Cover crops are usually planted between cash crops to protect the soil, take up residual soil nitrate, and release nitrogen (N) to subsequent crops. Following cover crop termination, residues may remain on the soil surface, where their decomposition is largely dependent on residue temperature and water potential (${\psi }_{\text{residue}}$). While it is possible to continuously measure residue temperature, continuous measurements of ${\psi }_{\text{residue}}$ are impractical. Thus, a practical model to estimate ${\psi }_{\text{residue}}$ would be useful for models of residue decomposition. To obtain data for a model of ${\psi }_{\text{residue}}$ for cereal rye (Secale cereale L.) and crimson clover (Trifolium incarnatum L.), we conducted studies that evaluated the effects of (1) residue stage of decomposition on water release curve; (2) relative humidity (RH) on ${\psi }_{\text{residue}}$; (3) soil moisture on residue gravimetric water content (${\theta }_g);\left(4\right)$ precipitation on ${\theta }_g$; and (5) diurnal changes in RH and temperature on ${\psi }_{\text{residue}}.$ Results showed that water release curves for cereal rye and crimson clover changed as decomposition progressed, and that parameters for these curves could be estimated from residue lignin content. Both types of residues rewetted at a similar rate when exposed to high RH, but when rewetted by rainfall, cereal rye required a lower amount of rainfall than crimson clover to reach maximum water content. Results of these studies were used to develop, calibrate, and validate a model of ${\psi }_{\text{residue}}$ that requires inputs of initial water and lignin contents of the residue as well as hourly values of relative humidity, air temperature, and precipitation. Comparison of observed vs. simulated data indicated the model simulates reasonably well the observed diurnal patterns of surface ${\psi }_{\text{residue}}$ with R²=0.84. Because this model requires a small set of parameters and input variables, its use may be more practical than that of more detailed models.

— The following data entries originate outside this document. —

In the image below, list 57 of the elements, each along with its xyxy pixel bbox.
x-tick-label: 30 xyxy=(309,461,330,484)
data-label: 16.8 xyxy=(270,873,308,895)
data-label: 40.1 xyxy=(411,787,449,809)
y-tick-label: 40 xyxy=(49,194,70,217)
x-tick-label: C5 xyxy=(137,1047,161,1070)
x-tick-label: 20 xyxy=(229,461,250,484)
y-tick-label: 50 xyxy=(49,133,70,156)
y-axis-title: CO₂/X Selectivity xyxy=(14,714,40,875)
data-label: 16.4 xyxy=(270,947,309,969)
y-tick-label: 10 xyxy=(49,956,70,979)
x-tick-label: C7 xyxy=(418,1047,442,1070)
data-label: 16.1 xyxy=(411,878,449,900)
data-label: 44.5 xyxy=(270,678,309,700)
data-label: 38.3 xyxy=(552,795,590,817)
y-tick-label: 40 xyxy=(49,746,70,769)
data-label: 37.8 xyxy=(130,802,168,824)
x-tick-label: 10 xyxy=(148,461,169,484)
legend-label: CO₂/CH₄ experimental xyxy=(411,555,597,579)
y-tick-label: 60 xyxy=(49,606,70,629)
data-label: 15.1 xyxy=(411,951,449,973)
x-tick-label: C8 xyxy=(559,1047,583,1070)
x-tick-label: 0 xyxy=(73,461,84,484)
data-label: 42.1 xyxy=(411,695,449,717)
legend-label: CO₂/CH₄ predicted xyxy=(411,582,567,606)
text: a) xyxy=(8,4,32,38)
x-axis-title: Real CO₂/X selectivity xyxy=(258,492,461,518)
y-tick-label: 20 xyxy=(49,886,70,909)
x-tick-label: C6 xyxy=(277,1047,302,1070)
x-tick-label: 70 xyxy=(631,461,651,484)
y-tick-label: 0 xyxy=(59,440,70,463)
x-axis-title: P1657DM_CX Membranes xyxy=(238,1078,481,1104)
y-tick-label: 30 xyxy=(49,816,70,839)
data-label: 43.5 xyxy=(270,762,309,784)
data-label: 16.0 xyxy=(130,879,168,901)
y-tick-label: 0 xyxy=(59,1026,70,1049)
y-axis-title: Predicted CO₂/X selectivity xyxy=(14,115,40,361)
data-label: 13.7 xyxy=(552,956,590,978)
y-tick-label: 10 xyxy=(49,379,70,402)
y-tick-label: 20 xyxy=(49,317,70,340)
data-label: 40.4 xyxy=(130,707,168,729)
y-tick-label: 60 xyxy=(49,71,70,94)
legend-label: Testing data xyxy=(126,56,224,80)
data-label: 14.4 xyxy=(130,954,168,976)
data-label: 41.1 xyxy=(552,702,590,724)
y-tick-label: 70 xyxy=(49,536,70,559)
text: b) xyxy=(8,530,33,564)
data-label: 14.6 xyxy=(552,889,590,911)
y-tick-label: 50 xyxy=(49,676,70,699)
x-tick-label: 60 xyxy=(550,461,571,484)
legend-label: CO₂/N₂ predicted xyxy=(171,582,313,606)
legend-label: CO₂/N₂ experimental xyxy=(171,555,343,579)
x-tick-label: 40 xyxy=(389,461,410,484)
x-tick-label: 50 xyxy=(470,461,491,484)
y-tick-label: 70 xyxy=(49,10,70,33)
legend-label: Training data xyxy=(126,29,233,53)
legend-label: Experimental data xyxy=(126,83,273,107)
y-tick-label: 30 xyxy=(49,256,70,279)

覆盖作物通常种植在经济作物之间，以保护土壤，吸收土壤中残留的硝酸盐，并将氮（N）释放给后续作物。覆盖作物终止后，残留物可能会留在土壤表面，它们的分解在很大程度上取决于残留物温度和水势（${\psi }_{\text{残留物}}$）。虽然可以连续测量残留温度，但可以连续测量${\psi }_{\text{残留物}}$是不切实际的。因此，一个实用的模型来估计${\psi }_{\text{残留物}}$对残差分解模型很有用。获取模型的数据${\psi }_{\text{残留物}}$对于谷物黑麦 ( Secale carbone L.) 和深红色三叶草 ( Trifolium incarnatum L.)，我们进行了评估 (1) 残留分解阶段对水释放曲线的影响的研究；(2) 相对湿度 (RH) on${\psi }_{\text{残留物}}$; (3)土壤水分对残渣重量含水量(${\theta }_G);\left(4\right)$ 降水 ${\theta }_G$; (5) RH 和温度的昼夜变化${\psi }_{\text{残留物}}.$结果表明，谷物黑麦和深红色三叶草的水分释放曲线随着分解的进行而发生变化，这些曲线的参数可以从残留的木质素含量中估算出来。当暴露于高 RH 时，两种类型的残留物以相似的速率再润湿，但是当被降雨再润湿时，谷物黑麦需要比深红色三叶草更少的降雨量才能达到最大含水量。这些研究的结果用于开发、校准和验证模型${\psi }_{\text{残留物}}$这需要输入残留物的初始水分和木质素含量，以及每小时的相对湿度、气温和降水值。观测数据与模拟数据的比较表明该模型相当好地模拟了观测到的地表昼夜模式${\psi }_{\text{残留物}}$R ² =0.84。因为这个模型需要一小组参数和输入变量，所以它的使用可能比更详细的模型更实用。